2022年6月1日

大都市に変貌する香港を活写して重要な作品群を作り上げたファン・ホーの視線

Dusk in Aberdeen
Dusk in Aberdeen, Hong Kong, 1958
何藩 (1931–2016)

ファン・ホー(何藩)は1931年10月8日に上海で生まれ、1949年に家族と共に香港に移住した。1941年、戦争が始まると、両親がマカオに数年間足留めされ、ホーは使用人に預けられることになった。幼い頃、父が家に置いていったコダックのブラウニで写真を始め、その後、14歳の時に父から譲り受けた二眼レフカメラのローライフレックスで写真を撮り始めた。ホーは生涯、このカメラを使い続けることになる。独学で学んだ彼の写真は、路地、スラム街、市場、通りなど、都市の生活に魅了されたものだった。彼の作品の多くは、露天商や、自分より若い子供たちの素朴な写真で構成されている。暗室はなくバスタブでフィルムを現像した。やがて1950年代から60年代にかけて、大都市になりつつあった香港を撮影し、重要な作品群を作り上げる。
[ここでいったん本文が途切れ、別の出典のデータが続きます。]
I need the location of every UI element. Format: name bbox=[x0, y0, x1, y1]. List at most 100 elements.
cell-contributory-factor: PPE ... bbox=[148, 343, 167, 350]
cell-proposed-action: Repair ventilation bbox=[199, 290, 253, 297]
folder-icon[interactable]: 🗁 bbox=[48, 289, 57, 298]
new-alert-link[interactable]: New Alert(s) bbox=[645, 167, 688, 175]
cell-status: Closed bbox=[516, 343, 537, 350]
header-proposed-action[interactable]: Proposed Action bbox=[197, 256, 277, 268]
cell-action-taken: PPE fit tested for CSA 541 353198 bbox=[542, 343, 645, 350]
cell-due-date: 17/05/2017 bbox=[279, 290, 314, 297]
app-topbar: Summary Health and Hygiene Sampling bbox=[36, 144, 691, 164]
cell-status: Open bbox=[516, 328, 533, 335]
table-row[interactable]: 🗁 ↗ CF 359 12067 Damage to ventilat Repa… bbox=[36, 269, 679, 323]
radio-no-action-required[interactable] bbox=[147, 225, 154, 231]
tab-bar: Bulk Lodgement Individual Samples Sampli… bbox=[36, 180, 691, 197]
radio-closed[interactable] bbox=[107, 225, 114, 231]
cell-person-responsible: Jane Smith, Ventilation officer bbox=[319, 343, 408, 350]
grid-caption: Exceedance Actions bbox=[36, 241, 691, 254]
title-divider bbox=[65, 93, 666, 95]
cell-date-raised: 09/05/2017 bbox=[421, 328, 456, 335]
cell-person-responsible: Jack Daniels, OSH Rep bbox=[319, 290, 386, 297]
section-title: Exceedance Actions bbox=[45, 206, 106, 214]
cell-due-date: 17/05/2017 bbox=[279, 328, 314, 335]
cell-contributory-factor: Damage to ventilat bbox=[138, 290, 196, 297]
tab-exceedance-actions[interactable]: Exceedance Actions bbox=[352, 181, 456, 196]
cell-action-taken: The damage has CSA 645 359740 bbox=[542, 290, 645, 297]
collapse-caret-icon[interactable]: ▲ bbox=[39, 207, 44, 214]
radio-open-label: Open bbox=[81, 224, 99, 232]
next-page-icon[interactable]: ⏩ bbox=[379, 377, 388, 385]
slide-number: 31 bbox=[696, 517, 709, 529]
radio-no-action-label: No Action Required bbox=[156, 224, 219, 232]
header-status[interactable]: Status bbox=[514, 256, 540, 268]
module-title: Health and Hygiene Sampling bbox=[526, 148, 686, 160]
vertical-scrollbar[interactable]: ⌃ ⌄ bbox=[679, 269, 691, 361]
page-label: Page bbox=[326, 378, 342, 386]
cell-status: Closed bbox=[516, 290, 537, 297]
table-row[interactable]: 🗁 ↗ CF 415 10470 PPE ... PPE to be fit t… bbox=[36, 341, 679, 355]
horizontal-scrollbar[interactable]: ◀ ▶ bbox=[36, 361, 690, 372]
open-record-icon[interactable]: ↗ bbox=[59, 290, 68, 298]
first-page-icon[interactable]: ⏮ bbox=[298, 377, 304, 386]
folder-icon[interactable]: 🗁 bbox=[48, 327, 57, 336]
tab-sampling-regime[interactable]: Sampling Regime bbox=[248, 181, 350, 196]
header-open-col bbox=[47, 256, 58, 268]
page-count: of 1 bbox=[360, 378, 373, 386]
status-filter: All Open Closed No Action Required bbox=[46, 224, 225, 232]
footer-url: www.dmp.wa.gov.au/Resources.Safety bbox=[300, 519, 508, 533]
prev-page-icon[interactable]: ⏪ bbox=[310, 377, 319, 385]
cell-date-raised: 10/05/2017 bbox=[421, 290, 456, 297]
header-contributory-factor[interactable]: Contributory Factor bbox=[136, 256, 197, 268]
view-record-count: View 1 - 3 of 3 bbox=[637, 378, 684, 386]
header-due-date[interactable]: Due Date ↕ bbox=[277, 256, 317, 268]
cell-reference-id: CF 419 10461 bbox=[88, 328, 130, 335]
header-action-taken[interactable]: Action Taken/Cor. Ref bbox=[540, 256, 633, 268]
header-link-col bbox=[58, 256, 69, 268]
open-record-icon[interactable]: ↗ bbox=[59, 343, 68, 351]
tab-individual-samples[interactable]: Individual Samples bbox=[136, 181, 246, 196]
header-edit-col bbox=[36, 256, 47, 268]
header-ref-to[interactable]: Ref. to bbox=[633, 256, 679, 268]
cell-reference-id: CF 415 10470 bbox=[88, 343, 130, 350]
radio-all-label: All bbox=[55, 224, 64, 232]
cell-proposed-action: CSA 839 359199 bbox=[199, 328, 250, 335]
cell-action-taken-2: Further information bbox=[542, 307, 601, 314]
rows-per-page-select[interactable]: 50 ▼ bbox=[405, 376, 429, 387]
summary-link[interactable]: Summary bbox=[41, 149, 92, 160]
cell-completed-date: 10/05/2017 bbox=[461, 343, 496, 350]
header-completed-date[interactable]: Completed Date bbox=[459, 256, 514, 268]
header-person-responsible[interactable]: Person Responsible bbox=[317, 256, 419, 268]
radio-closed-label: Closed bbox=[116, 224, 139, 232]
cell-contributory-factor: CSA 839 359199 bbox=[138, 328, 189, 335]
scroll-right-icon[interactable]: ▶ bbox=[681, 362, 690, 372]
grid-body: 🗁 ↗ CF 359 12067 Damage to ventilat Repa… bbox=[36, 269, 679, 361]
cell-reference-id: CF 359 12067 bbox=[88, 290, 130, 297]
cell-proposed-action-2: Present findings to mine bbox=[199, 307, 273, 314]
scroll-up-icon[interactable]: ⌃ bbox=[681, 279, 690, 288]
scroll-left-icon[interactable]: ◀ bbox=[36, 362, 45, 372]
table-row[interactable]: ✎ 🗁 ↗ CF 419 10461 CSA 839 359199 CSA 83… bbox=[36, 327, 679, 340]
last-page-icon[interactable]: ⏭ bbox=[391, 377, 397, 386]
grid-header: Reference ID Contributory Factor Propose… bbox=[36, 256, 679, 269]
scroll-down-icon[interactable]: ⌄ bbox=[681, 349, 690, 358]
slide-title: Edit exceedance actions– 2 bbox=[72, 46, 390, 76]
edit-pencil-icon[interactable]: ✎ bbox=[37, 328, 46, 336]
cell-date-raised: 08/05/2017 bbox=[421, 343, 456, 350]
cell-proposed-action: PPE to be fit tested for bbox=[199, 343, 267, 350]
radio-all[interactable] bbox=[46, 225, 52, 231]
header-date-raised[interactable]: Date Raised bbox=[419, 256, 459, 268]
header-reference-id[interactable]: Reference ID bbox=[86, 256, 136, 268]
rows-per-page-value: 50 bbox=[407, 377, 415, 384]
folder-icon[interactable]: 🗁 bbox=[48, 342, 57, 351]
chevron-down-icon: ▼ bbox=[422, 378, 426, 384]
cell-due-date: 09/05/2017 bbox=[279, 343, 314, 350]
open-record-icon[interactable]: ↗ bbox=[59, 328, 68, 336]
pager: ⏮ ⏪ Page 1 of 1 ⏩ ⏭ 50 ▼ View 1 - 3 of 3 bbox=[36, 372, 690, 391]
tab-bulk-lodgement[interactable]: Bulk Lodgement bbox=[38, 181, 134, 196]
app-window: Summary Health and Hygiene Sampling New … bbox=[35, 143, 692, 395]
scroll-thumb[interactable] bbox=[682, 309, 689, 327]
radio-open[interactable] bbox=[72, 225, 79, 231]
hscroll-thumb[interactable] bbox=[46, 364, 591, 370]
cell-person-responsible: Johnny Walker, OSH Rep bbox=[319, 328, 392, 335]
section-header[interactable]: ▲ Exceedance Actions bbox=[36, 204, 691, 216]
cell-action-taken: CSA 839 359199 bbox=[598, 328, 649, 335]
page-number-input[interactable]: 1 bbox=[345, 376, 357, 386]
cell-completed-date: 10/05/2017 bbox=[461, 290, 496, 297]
2006年に初めてホーの作品を見たニューヨークのローレンス・ミラー・ギャラリーのギャラリーのオーナーは「バウハウスの直系だと感じたが、香港で制作された作品である。抽象的であり、同時に人間的でもある」とコメントした。アメリカ写真協会、英国王立写真協会、英国王立芸術協会のフェロー、シンガポール、アルゼンチン、ブラジル、ドイツ、フランス、イタリア、ベルギーの写真協会の名誉会員になった。

Approaching Shadow
Approaching Shadow, Honk Kong, 1954

そして1958年から1965年にかけて、アメリカ写真協会による「世界のトップ10フォトグラファー」のひとりに選ばれている。「陰影」はホーの最も有名な作品のひとつである。彼は従姉妹にコーズウェイベイのクイーンズカレッジの壁際でポーズを取るように頼み、暗室作業で斜めの影を加えた。このプリントは2015年に過去最高の37万5,000香港ドルで落札された。ファン・ホーは香港の映画監督であり、俳優として高い評価を得ている人物である。映画界でのキャリアを積むため、1961年に香港の映画会社ショウ・ブラザーズに入社した。映画『ツバメ』(1961年)のスクリプター助手としてスタート、いくつかの映画に出演するようになる。

Lifes Go On, Hong Kong, 1966

1960年代前半には、先駆的な短編自主映画シリーズも制作し、その第1作『大都会小人物』(1963年)は1964年の日本国際映画祭で「名誉賞証書」を受賞している。 1969年にショウ・ブラザーズを退社し、香港と台湾の様々なスタジオで20本以上の作品を監督した。カンヌ、ベルリン、サンフランシスコの国際映画祭で3作品が公式上映され、5作品が台湾と香港の国立電影資料館に永久保存される。独立系映画だけでなく『デンマークの冒険』(1973年)『長い髪の女』(1975年)『誘惑のまとめ』(1990年)など、映画におけるエロティック分野の開拓者としても高く評価されている。1979年、映画界を引退したホーは妻と共に、子供たちの大学進学のためにカリフォルニア州サンノゼに移住した。しかし健康状態が次第に悪化し始め、心配した家族から再び写真を撮ることを勧められるようになった。

Hong Kong Venice
'Hong Kong Venice', Hong Kong, 1962

近代的な機材を使い、サンフランシスコのベイエリアで写真を撮るのではなく、香港で撮った古いネガを調べて、地元のギャラリーにポートフォリオを展示し始めたのである。2000年にはパロアルトにあるピンスカンジャナのモダンブック・ギャラリーで1960年代以来の個展を開催、ホーの娘はこの展覧がの自信と幸福を回復することになったと認めている。2016年6月19日、サンノゼで肺炎のため死去した。84歳だった。2017年6月後半にサザビーズ香港ギャラリーで、1950年代の香港で撮影した32点の写真と、彼のローライフレックスカメラ、初期の書籍である『ストリート写真への想い』などの関連品が展示された。展示に合わせて新しいモノグラフ『念香港人的舊』が2017年6月に出版された。残された家族がサラ・グリーンと香港人出版社のサポートを受けながら、約1年かけて完成させたものである。